Checar os níveis de glicose na circulação sanguínea deveria ser uma preocupação de todos. Para os especialistas, a falta de diagnóstico é um dos principais problemas relacionados à doença, principalmente a do tipo 2. “Como os sintomas só aparecem muito mais tarde e geralmente são vagos, como o cansaço, por exemplo, as pessoas nem desconfiam”, afirma Fraige, da Federação Nacional de Associações de Diabéticos. Por causa disso, o Ministério da Saúde lançou em março uma campanha de diagnóstico, com apoio da Sociedade Brasileira de Endocrinologia (SBE). Na semana passada, a Agência Nacional de Vigilância Sanitária aprovou os primeiros medicamentos genéricos para combater a doença. Eles devem ser comercializados a partir de agosto. Junto com a SBE, o Ministério criou um programa de capacitação médica para clínicos-gerais, nos moldes do que já acontece em alguns centros especializados (leia o quadro). “Isso é importante porque parte dos clínicos ainda não sabe lidar com o problema e não pede exames”, afirma o endocrinologista José Egídio Oliveira. Essa medida ajuda a evitar que o paciente só descubra a doença quando o seu organismo não está funcionando direito. Se o problema for diagnosticado logo e a pessoa seguir direitinho as recomendações médicas, as chances de boa convivência com a doença serão maiores. O nadador americano Gary Hall, 25 anos, é um exemplo disso. Portador do diabete do tipo 1, ele conseguiu se destacar no esporte. “A diabete não me atrapalha. Pelo contrário, ela me deixou mais atento à alimentação, aos exercícios e ao meu estilo de vida”, disse a ISTOÉ. Trata-se de uma vitória, mais valiosa até do que o bronze que conquistou nos Jogos de Sidney, em 2000.

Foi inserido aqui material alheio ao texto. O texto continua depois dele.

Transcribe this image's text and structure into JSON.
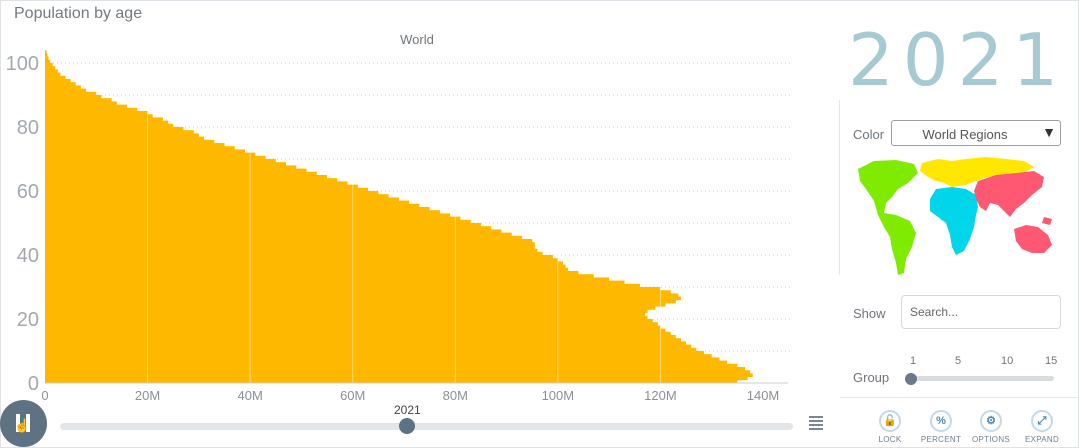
{
  "header": {
    "title": "Population by age",
    "year": "2021"
  },
  "controls": {
    "color_label": "Color",
    "color_value": "World Regions",
    "show_label": "Show",
    "search_placeholder": "Search...",
    "group_label": "Group",
    "group_ticks": [
      "1",
      "5",
      "10",
      "15"
    ],
    "buttons": [
      {
        "label": "LOCK",
        "icon": "lock-icon"
      },
      {
        "label": "PERCENT",
        "icon": "percent-icon"
      },
      {
        "label": "OPTIONS",
        "icon": "gear-icon"
      },
      {
        "label": "EXPAND",
        "icon": "expand-icon"
      }
    ],
    "timeline_year": "2021",
    "timeline_progress": 0.47
  },
  "map_colors": {
    "americas": "#7feb00",
    "africa": "#00d5e9",
    "europe": "#ffe700",
    "asia": "#ff5872",
    "oceania": "#ff5872"
  },
  "chart_data": {
    "type": "bar",
    "orientation": "horizontal",
    "subtitle": "World",
    "x_ticks": [
      "0",
      "20M",
      "40M",
      "60M",
      "80M",
      "100M",
      "120M",
      "140M"
    ],
    "y_ticks": [
      "0",
      "20",
      "40",
      "60",
      "80",
      "100"
    ],
    "xlim": [
      0,
      140000000
    ],
    "ylim": [
      0,
      105
    ],
    "bar_color": "#ffb800",
    "ages": [
      0,
      1,
      2,
      3,
      4,
      5,
      6,
      7,
      8,
      9,
      10,
      11,
      12,
      13,
      14,
      15,
      16,
      17,
      18,
      19,
      20,
      21,
      22,
      23,
      24,
      25,
      26,
      27,
      28,
      29,
      30,
      31,
      32,
      33,
      34,
      35,
      36,
      37,
      38,
      39,
      40,
      41,
      42,
      43,
      44,
      45,
      46,
      47,
      48,
      49,
      50,
      51,
      52,
      53,
      54,
      55,
      56,
      57,
      58,
      59,
      60,
      61,
      62,
      63,
      64,
      65,
      66,
      67,
      68,
      69,
      70,
      71,
      72,
      73,
      74,
      75,
      76,
      77,
      78,
      79,
      80,
      81,
      82,
      83,
      84,
      85,
      86,
      87,
      88,
      89,
      90,
      91,
      92,
      93,
      94,
      95,
      96,
      97,
      98,
      99,
      100,
      101,
      102,
      103
    ],
    "values": [
      135,
      137,
      138,
      137.5,
      136.5,
      135,
      133,
      131.5,
      130,
      128.5,
      127,
      126,
      125,
      124,
      123,
      122,
      121,
      120,
      119.5,
      118.5,
      117.5,
      117,
      117.5,
      119,
      121,
      123,
      124,
      123.5,
      122,
      120,
      116,
      113,
      110,
      107,
      104,
      102,
      101.5,
      101,
      100,
      99,
      97,
      96,
      95.5,
      95.5,
      95,
      93,
      91,
      89,
      87,
      85,
      83,
      81,
      79,
      77,
      75,
      73,
      71,
      69,
      67,
      65,
      63,
      61,
      59,
      57,
      55,
      53,
      51,
      49,
      47,
      45,
      43,
      41,
      39,
      37,
      35,
      33,
      31,
      30,
      29,
      27,
      25,
      24,
      23,
      21,
      20,
      18,
      16,
      14,
      13,
      11,
      10,
      8,
      7,
      6,
      5,
      4,
      3,
      2.5,
      2,
      1.5,
      1,
      0.7,
      0.5,
      0.3
    ],
    "value_unit": "millions"
  }
}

Produção: Maria Fernandes; Modelos: Marcella Danielle da Costa Santos (Ag. Art Bambini), Adriana Portasio e Victor Patrich Blecker (Ag. Flash Book); Maquiagem: JRO Santos; Agradecimentos: Bar Lucena do Grupo Bovinus, Omino, Hering, World Tenis

Iniciativa Pública

Centros públicos de atendimento a pacientes carentes começam a se difundir no Brasil. A primeira cidade a implantar o serviço foi Fortaleza. Em 1988, a endocrinologista Adriana Forti arregaçou as mangas e convenceu o governo a criar o Centro de Diabetes e Hipertensão. No local, os diabéticos têm a orientação de nutricionistas e oftalmologistas, entre outros profissionais. Salvador adotou o mesmo projeto em 1994. Os dois centros oferecem cursos de aprimoramento para clínicos-gerais. “Só assim conseguimos garantir a assistência a um número maior de pessoas”, diz a coordenadora do programa Reine Marie Fonseca. O próximo centro será montado até 2002, em Porto Alegre, para cuidar de crianças com a doença. “O objetivo é educar pais e filhos”, informa o médico Balduíno Tschiedel, futuro diretor da casa.